Ozone also reacts with a slew of plastics and other reactive surface molecules, ranging from carpet fibers to the skin's natural oil, to produce toxic chemicals like formaldehyde and other irritants. "Reaction chemistry suggests that the stuff being created is worse than ozone itself," Apte says. "It's like atmospheric chemistry but it's going on in building atmospheres rather than out in the sunlight." In other words, ozone seeping into buildings combines with other chemicals to produce more noxious air.
Researchers estimate that exposure to unhealthy ozone is cumulatively greater from such indoor air pollution than from concentrations that are as much as 10 times higher outside, because people spend the majority of their day indoors. As a result, sick building syndrome costs the U.S. economy as much as $60 billion annually in lost productivity. Installing filters designed to catch ozone before it gets into office air—as well as cutting back on the ozone-forming tailpipe pollution of all those commuters—would help, Apte says. And the problem could be reduced by 75 percent, the study finds, simply by switching from polyester to fiberglass filters in the smoggiest areas.

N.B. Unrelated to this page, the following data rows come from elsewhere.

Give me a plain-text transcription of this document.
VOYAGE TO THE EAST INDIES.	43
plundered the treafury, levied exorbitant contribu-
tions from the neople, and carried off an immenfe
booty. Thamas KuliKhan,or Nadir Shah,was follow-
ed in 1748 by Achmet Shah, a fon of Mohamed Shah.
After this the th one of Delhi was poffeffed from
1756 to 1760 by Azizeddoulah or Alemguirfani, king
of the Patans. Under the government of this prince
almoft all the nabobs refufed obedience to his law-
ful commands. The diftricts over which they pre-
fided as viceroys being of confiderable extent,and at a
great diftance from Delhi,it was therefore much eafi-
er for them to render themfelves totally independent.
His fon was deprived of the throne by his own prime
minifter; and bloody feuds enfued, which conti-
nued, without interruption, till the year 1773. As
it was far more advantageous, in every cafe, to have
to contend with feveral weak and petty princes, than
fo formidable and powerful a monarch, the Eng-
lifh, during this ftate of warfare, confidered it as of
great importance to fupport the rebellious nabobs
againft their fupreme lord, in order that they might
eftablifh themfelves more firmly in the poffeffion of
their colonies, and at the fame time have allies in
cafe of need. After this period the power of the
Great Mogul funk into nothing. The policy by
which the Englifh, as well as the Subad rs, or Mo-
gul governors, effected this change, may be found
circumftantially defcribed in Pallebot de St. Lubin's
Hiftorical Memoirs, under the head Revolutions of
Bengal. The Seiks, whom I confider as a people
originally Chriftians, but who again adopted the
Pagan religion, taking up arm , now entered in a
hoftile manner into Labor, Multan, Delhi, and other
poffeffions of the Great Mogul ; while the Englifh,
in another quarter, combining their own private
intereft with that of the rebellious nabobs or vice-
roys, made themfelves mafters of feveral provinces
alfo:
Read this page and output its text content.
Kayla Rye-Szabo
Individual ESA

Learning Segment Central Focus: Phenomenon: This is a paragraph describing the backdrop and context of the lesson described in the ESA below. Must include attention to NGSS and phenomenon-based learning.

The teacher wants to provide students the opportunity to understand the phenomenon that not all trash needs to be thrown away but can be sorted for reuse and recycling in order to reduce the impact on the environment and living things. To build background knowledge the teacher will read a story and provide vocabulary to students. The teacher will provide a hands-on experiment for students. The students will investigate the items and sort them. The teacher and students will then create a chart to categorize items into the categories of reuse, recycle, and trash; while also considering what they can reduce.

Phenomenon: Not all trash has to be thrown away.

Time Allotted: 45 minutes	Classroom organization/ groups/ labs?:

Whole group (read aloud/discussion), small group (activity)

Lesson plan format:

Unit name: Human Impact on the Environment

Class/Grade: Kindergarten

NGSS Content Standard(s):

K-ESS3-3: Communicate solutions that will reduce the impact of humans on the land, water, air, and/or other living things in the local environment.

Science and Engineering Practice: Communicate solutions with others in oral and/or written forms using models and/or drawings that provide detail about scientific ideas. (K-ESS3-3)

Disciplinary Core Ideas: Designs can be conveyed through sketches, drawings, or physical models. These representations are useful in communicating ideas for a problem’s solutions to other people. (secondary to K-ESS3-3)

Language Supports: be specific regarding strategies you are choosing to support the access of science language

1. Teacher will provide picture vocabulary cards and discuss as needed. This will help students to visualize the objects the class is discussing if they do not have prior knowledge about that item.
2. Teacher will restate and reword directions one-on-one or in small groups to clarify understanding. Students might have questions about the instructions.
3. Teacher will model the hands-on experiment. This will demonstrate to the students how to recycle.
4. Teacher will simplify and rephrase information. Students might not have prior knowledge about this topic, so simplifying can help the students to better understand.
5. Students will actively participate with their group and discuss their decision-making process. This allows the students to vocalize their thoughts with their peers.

After all, the ventilation system turned out to be the culprit in the first sick building affliction: Legionnaire's disease, named for a mysterious pneumonia outbreak at an American Legion convention in 1976. The illness was found to come from Legionella bacteria thriving in the hotel's cooling tower and spread through its air conditioning system.
Outdoor ozone air pollution interacting with indoor filters and environments may prove a root cause of at least some of the otherwise unexplained sick building symptoms, Apte says. "I'm hoping that this ozone finding continues to provide an explanation of at least some of the variance in the distribution of symptoms people experience in buildings, though I don't believe this can explain all of them," he notes. "Some day it will no longer be called sick building syndrome."